Pernahkah kamu mendengar istilah broken home?
Ya, ini adalah istilah yang sering kita temui ketika sebuah keluarga tidak lagi berjalan harmonis, entah karena perceraian, konflik berkepanjangan, atau hilangnya figur orang tua yang seharusnya hadir memberikan kasih sayang dan rasa aman.
Buat sebagian orang, luka batin akibat broken home hanya dianggap masalah biasa—“ah, nanti juga sembuh sendiri.” Padahal, luka yang tak terlihat ini bisa berdampak panjang. Bahkan, tanpa disadari, bisa menyeret seseorang pada perilaku berisiko, termasuk risiko terpapar HIV.
Luka Batin yang Tak Terucapkan
Bayangkan seorang anak yang tumbuh tanpa dukungan emosional yang cukup. Rumah yang seharusnya menjadi tempat ternyaman, justru menjadi sumber stres, amarah, dan ketidakpastian. Dalam kondisi itu, banyak anak atau remaja mencari pelarian:
- Ada yang lari ke pergaulan bebas,
- Ada yang mencoba alkohol atau narkoba,
- Ada juga yang mencari validasi lewat hubungan seks tanpa perlindungan.
Mereka mungkin tak benar-benar paham risiko yang menanti. Yang mereka tahu hanyalah: “Aku ingin diterima, aku ingin dicintai, aku ingin melupakan sakit ini.”
Sayangnya, justru di situlah pintu risiko terbuka lebar.
Broken Home dan Jalan Menuju Risiko HIV
HIV tidak datang begitu saja. Ia seringkali hadir lewat pilihan-pilihan yang diambil dalam keadaan rapuh. Anak muda dari keluarga broken home lebih rentan:
- Pergaulan tanpa kontrol – Ketika rumah tidak lagi jadi tempat nyaman, banyak yang mencari kenyamanan di luar, bahkan di lingkungan yang salah.
- Kurangnya edukasi seksual – Komunikasi yang minim dengan orang tua membuat mereka mencari jawaban sendiri, kadang lewat internet atau teman sebaya yang sama-sama belum paham.

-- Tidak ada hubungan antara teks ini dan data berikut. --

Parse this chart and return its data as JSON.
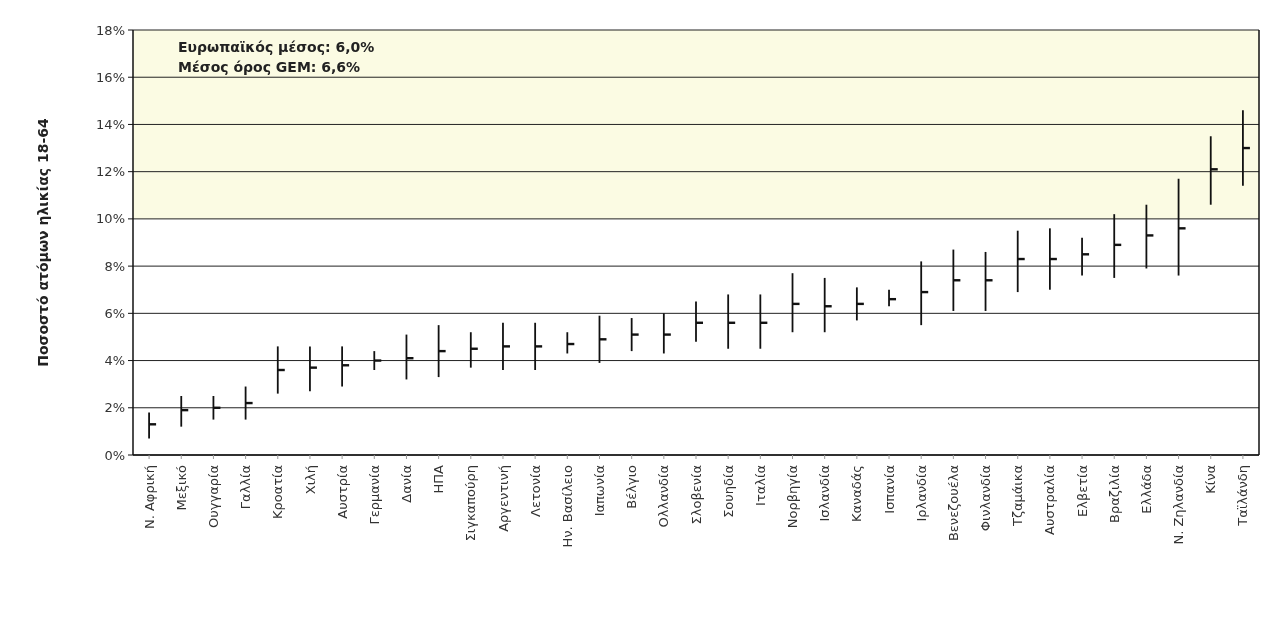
{
  "chart_data": {
    "type": "scatter",
    "ylabel": "Ποσοστό ατόμων ηλικίας 18-64",
    "annotations": [
      "Ευρωπαϊκός μέσος: 6,0%",
      "Μέσος όρος GEM: 6,6%"
    ],
    "categories": [
      "Ν. Αφρική",
      "Μεξικό",
      "Ουγγαρία",
      "Γαλλία",
      "Κροατία",
      "Χιλή",
      "Αυστρία",
      "Γερμανία",
      "Δανία",
      "ΗΠΑ",
      "Σιγκαπούρη",
      "Αργεντινή",
      "Λετονία",
      "Ην. Βασίλειο",
      "Ιαπωνία",
      "Βέλγιο",
      "Ολλανδία",
      "Σλοβενία",
      "Σουηδία",
      "Ιταλία",
      "Νορβηγία",
      "Ισλανδία",
      "Καναδάς",
      "Ισπανία",
      "Ιρλανδία",
      "Βενεζουέλα",
      "Φινλανδία",
      "Τζαμάικα",
      "Αυστραλία",
      "Ελβετία",
      "Βραζιλία",
      "Ελλάδα",
      "Ν. Ζηλανδία",
      "Κίνα",
      "Ταϊλάνδη"
    ],
    "series": [
      {
        "color": "#111111",
        "values": [
          1.3,
          1.9,
          2.0,
          2.2,
          3.6,
          3.7,
          3.8,
          4.0,
          4.1,
          4.4,
          4.5,
          4.6,
          4.6,
          4.7,
          4.9,
          5.1,
          5.1,
          5.6,
          5.6,
          5.6,
          6.4,
          6.3,
          6.4,
          6.6,
          6.9,
          7.4,
          7.4,
          8.3,
          8.3,
          8.5,
          8.9,
          9.3,
          9.6,
          12.1,
          13.0
        ],
        "errors": [
          [
            0.7,
            1.8
          ],
          [
            1.2,
            2.5
          ],
          [
            1.5,
            2.5
          ],
          [
            1.5,
            2.9
          ],
          [
            2.6,
            4.6
          ],
          [
            2.7,
            4.6
          ],
          [
            2.9,
            4.6
          ],
          [
            3.6,
            4.4
          ],
          [
            3.2,
            5.1
          ],
          [
            3.3,
            5.5
          ],
          [
            3.7,
            5.2
          ],
          [
            3.6,
            5.6
          ],
          [
            3.6,
            5.6
          ],
          [
            4.3,
            5.2
          ],
          [
            3.9,
            5.9
          ],
          [
            4.4,
            5.8
          ],
          [
            4.3,
            6.0
          ],
          [
            4.8,
            6.5
          ],
          [
            4.5,
            6.8
          ],
          [
            4.5,
            6.8
          ],
          [
            5.2,
            7.7
          ],
          [
            5.2,
            7.5
          ],
          [
            5.7,
            7.1
          ],
          [
            6.3,
            7.0
          ],
          [
            5.5,
            8.2
          ],
          [
            6.1,
            8.7
          ],
          [
            6.1,
            8.6
          ],
          [
            6.9,
            9.5
          ],
          [
            7.0,
            9.6
          ],
          [
            7.6,
            9.2
          ],
          [
            7.5,
            10.2
          ],
          [
            7.9,
            10.6
          ],
          [
            7.6,
            11.7
          ],
          [
            10.6,
            13.5
          ],
          [
            11.4,
            14.6
          ]
        ]
      }
    ],
    "ylim": [
      0,
      18
    ],
    "yticks": [
      {
        "value": 0,
        "label": "0%"
      },
      {
        "value": 2,
        "label": "2%"
      },
      {
        "value": 4,
        "label": "4%"
      },
      {
        "value": 6,
        "label": "6%"
      },
      {
        "value": 8,
        "label": "8%"
      },
      {
        "value": 10,
        "label": "10%"
      },
      {
        "value": 12,
        "label": "12%"
      },
      {
        "value": 14,
        "label": "14%"
      },
      {
        "value": 16,
        "label": "16%"
      },
      {
        "value": 18,
        "label": "18%"
      }
    ],
    "grid": "y",
    "bands": [
      {
        "axis": "y",
        "from": 10,
        "to": 18,
        "color": "#fbfbe3"
      }
    ]
  }
}
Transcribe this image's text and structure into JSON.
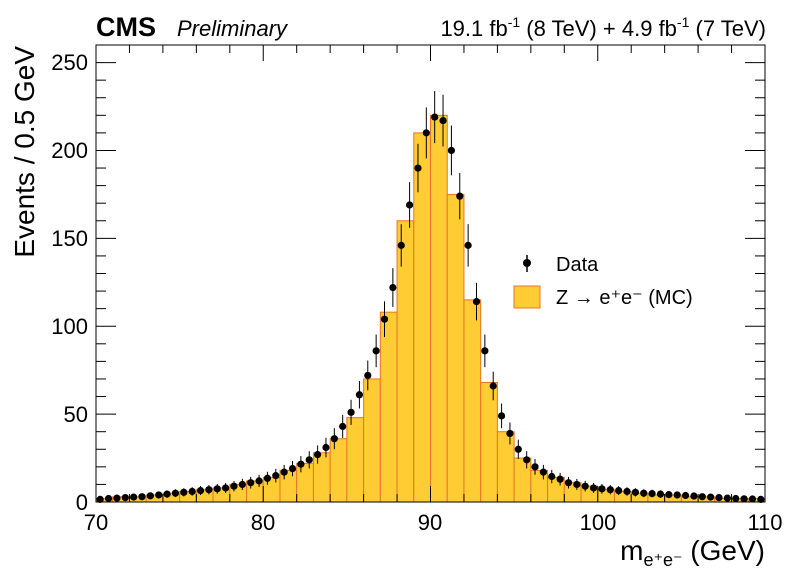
{
  "header": {
    "experiment": "CMS",
    "status": "Preliminary",
    "lumi_8": "19.1 fb",
    "lumi_8_exp": "-1",
    "lumi_8_energy": " (8 TeV) + 4.9 fb",
    "lumi_7_exp": "-1",
    "lumi_7_energy": " (7 TeV)"
  },
  "chart_data": {
    "type": "histogram",
    "xlabel_main": "m",
    "xlabel_sub": "e⁺e⁻",
    "xlabel_unit": " (GeV)",
    "ylabel": "Events / 0.5 GeV",
    "xlim": [
      70,
      110
    ],
    "ylim": [
      0,
      260
    ],
    "bin_width": 1.0,
    "x_ticks": [
      "70",
      "80",
      "90",
      "100",
      "110"
    ],
    "y_ticks": [
      "0",
      "50",
      "100",
      "150",
      "200",
      "250"
    ],
    "legend": {
      "data_label": "Data",
      "mc_label": "Z → e⁺e⁻ (MC)"
    },
    "colors": {
      "mc_fill": "#ffcc33",
      "mc_line": "#e8742c",
      "data_marker": "#000000"
    },
    "mc_bins": {
      "x_low": [
        70,
        71,
        72,
        73,
        74,
        75,
        76,
        77,
        78,
        79,
        80,
        81,
        82,
        83,
        84,
        85,
        86,
        87,
        88,
        89,
        90,
        91,
        92,
        93,
        94,
        95,
        96,
        97,
        98,
        99,
        100,
        101,
        102,
        103,
        104,
        105,
        106,
        107,
        108,
        109
      ],
      "values": [
        2,
        3,
        3,
        4,
        5,
        6,
        7,
        8,
        10,
        12,
        14,
        18,
        22,
        28,
        36,
        48,
        70,
        108,
        160,
        210,
        220,
        175,
        115,
        68,
        40,
        25,
        18,
        14,
        11,
        9,
        7,
        6,
        5,
        4,
        4,
        3,
        3,
        2,
        2,
        2
      ]
    },
    "data_points": {
      "x": [
        70.25,
        70.75,
        71.25,
        71.75,
        72.25,
        72.75,
        73.25,
        73.75,
        74.25,
        74.75,
        75.25,
        75.75,
        76.25,
        76.75,
        77.25,
        77.75,
        78.25,
        78.75,
        79.25,
        79.75,
        80.25,
        80.75,
        81.25,
        81.75,
        82.25,
        82.75,
        83.25,
        83.75,
        84.25,
        84.75,
        85.25,
        85.75,
        86.25,
        86.75,
        87.25,
        87.75,
        88.25,
        88.75,
        89.25,
        89.75,
        90.25,
        90.75,
        91.25,
        91.75,
        92.25,
        92.75,
        93.25,
        93.75,
        94.25,
        94.75,
        95.25,
        95.75,
        96.25,
        96.75,
        97.25,
        97.75,
        98.25,
        98.75,
        99.25,
        99.75,
        100.25,
        100.75,
        101.25,
        101.75,
        102.25,
        102.75,
        103.25,
        103.75,
        104.25,
        104.75,
        105.25,
        105.75,
        106.25,
        106.75,
        107.25,
        107.75,
        108.25,
        108.75,
        109.25,
        109.75
      ],
      "y": [
        1.5,
        2,
        2.2,
        2.5,
        2.8,
        3,
        3.5,
        4,
        4.5,
        5,
        5.5,
        6,
        6.5,
        7,
        7.5,
        8,
        9,
        10,
        11,
        12,
        13.5,
        15,
        17,
        19,
        21.5,
        24,
        27,
        31,
        36,
        43,
        51,
        61,
        72,
        86,
        104,
        122,
        146,
        169,
        190,
        210,
        219,
        217,
        200,
        174,
        146,
        114,
        86,
        66,
        49,
        39,
        30,
        24,
        20,
        17,
        14.5,
        13,
        11,
        10,
        9,
        8,
        7.5,
        7,
        6.5,
        6,
        5.5,
        5,
        4.8,
        4.5,
        4.2,
        4,
        3.7,
        3.4,
        3,
        2.8,
        2.5,
        2.2,
        2,
        1.8,
        1.7,
        1.5
      ]
    }
  }
}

- Penggunaan narkoba suntik – Sebagian memilih melarikan diri lewat obat-obatan, dan berbagi jarum suntik menjadi jalur penularan HIV yang nyata.
- Hubungan tanpa proteksi – Seks bebas tanpa kondom bukan hanya soal kehamilan tak diinginkan, tapi juga pintu masuk virus berbahaya seperti HIV dan IMS lainnya.
Jangan Salah, Luka Bisa Disembuhkan
Kabar baiknya, luka batin bukan akhir segalanya. Kamu yang mungkin berasal dari keluarga broken home tetap punya kendali atas hidupmu. Rasa sakit memang nyata, tapi masa depan tetap ada di tanganmu.
👉 Cari teman atau komunitas yang sehat,
👉 Jangan ragu konsultasi dengan konselor atau psikolog,
👉 Edukasi dirimu soal kesehatan reproduksi, HIV, dan cara pencegahannya,
👉 Ingat: memakai kondom, melakukan tes HIV secara rutin, dan menjauhi narkoba suntik adalah langkah kecil yang bisa menyelamatkan masa depanmu.
Saatnya Bicara Terbuka
Kalau kamu merasa hidupmu sedang di persimpangan jalan, jangan biarkan rasa sepi dan luka batin menenggelamkanmu. Bicara dengan orang yang kamu percaya. Terkadang, satu percakapan sederhana bisa menyelamatkanmu dari risiko besar.
Karena pada akhirnya, broken home memang meninggalkan luka, tapi bukan berarti kita harus ikut “broken” sepanjang hidup. Luka bisa jadi kekuatan, asal kita berani menghadapinya dan memilih jalan yang sehat.
✨ Jangan biarkan luka batin membawamu ke arah yang salah. Kamu berhak punya masa depan sehat, bebas HIV, dan penuh harapan.